Instagram is earlier in its AR lifecycle, so the above will play out similar to how it did at Snap and at Meta’s other properties. This progression includes new AR formats, user acclimation, community lens creation, and monetization. The latter is where brands pay to distribute AR lenses.
So far, this has all unfolded to some degree as Instagram works with fashion retailers to integrate AR product try-ons as part of its in-app transaction features. These integrations are logical, as Instagram has become a place for consumers to discover products and transact.
Another factor is motivation: Meta is driven to make all of this happen because its ad inventory growth is maturing on the flagship News Feed. Because that’s its core product, which it doesn’t want to oversaturate with ads, it’s looking to untapped ad inventory in other properties.

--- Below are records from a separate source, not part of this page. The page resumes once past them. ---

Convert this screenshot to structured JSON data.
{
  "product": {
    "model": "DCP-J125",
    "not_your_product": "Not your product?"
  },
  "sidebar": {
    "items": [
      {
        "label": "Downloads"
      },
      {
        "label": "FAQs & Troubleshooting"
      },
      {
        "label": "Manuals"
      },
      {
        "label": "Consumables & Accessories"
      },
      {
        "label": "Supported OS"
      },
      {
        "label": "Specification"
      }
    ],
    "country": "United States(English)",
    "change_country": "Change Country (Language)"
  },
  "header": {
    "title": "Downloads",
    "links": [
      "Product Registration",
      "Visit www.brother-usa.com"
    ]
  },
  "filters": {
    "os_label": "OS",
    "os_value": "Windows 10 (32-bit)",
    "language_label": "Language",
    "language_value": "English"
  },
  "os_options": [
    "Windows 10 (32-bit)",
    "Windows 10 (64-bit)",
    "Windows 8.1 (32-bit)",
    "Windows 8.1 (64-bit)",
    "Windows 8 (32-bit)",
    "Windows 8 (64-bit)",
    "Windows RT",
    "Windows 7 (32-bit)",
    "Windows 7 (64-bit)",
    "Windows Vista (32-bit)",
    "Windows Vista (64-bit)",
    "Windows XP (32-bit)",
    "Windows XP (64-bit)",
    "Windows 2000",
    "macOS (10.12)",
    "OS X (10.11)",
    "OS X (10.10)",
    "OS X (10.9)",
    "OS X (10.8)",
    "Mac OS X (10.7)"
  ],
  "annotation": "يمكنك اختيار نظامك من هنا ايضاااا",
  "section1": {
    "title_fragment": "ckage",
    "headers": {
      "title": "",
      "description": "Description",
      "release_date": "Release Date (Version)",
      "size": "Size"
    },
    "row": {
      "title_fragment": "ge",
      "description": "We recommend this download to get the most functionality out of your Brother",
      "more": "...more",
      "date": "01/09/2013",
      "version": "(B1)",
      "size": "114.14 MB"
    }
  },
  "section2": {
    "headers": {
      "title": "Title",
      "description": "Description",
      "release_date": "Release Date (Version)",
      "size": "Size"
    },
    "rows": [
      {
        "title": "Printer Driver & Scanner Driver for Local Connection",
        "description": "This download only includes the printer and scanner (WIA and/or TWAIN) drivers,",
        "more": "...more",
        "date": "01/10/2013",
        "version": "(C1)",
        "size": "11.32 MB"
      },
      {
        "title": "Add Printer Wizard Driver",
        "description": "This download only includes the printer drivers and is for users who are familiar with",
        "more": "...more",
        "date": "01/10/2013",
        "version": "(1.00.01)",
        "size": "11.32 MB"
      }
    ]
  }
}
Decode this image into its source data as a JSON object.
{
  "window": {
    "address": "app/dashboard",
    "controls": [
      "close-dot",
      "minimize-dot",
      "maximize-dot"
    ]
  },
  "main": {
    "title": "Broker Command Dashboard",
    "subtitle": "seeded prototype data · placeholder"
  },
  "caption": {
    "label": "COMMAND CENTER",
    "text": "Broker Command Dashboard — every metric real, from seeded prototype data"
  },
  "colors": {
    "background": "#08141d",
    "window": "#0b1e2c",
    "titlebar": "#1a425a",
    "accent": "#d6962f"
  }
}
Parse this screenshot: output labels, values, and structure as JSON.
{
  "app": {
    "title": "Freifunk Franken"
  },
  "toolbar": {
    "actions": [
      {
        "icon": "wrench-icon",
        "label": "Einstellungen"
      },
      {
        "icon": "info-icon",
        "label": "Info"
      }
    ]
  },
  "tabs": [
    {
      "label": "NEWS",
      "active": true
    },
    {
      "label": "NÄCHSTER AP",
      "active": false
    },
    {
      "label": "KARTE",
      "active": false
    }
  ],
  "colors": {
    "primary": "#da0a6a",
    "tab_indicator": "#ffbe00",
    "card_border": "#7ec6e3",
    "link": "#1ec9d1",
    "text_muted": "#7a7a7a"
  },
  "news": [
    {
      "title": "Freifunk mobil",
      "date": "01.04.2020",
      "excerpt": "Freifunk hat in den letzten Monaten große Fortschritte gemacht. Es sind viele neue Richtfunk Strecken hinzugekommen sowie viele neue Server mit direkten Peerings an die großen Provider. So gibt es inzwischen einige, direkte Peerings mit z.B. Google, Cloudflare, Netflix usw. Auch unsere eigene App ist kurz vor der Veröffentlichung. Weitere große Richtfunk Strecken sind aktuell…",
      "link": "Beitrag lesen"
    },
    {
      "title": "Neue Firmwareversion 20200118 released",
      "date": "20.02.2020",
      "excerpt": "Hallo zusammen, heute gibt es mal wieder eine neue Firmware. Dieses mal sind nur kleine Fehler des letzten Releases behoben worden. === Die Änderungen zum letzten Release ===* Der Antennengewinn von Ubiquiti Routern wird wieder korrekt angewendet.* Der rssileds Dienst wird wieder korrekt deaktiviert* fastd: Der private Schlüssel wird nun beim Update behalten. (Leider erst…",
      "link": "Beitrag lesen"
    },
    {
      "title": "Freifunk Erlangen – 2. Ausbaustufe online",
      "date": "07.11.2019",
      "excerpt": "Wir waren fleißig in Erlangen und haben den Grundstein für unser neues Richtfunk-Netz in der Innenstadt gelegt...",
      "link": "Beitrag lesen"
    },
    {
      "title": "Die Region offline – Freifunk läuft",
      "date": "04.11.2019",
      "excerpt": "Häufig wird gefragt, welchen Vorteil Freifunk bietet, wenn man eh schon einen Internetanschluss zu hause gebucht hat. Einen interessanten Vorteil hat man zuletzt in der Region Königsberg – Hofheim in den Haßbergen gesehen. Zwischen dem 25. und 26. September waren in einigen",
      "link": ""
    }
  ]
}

Altogether Meta has several tracks for spatial computing, which will eventually converge. It has primary VR ambitions to connect the world in more immersive ways, as well as AR glasses in development. And it’s newly amplified metaverse ambitions tie it all together.
But part of that formula is socially-fueled mobile AR lenses – as shown by their inclusion in the Meta Connect keynote where the above numbers were unveiled. Though they aren’t as sexy as other aspects of Meta’s metaverse vision, they have the distinction of actually existing today.
This makes social AR lenses both a means and an end. They’re a key step to getting users and developers spatially acclimated. That will prime the next era of headworn experiences that Meta is aiming for. But in the meantime, mobile AR is generating real traction and revenue today.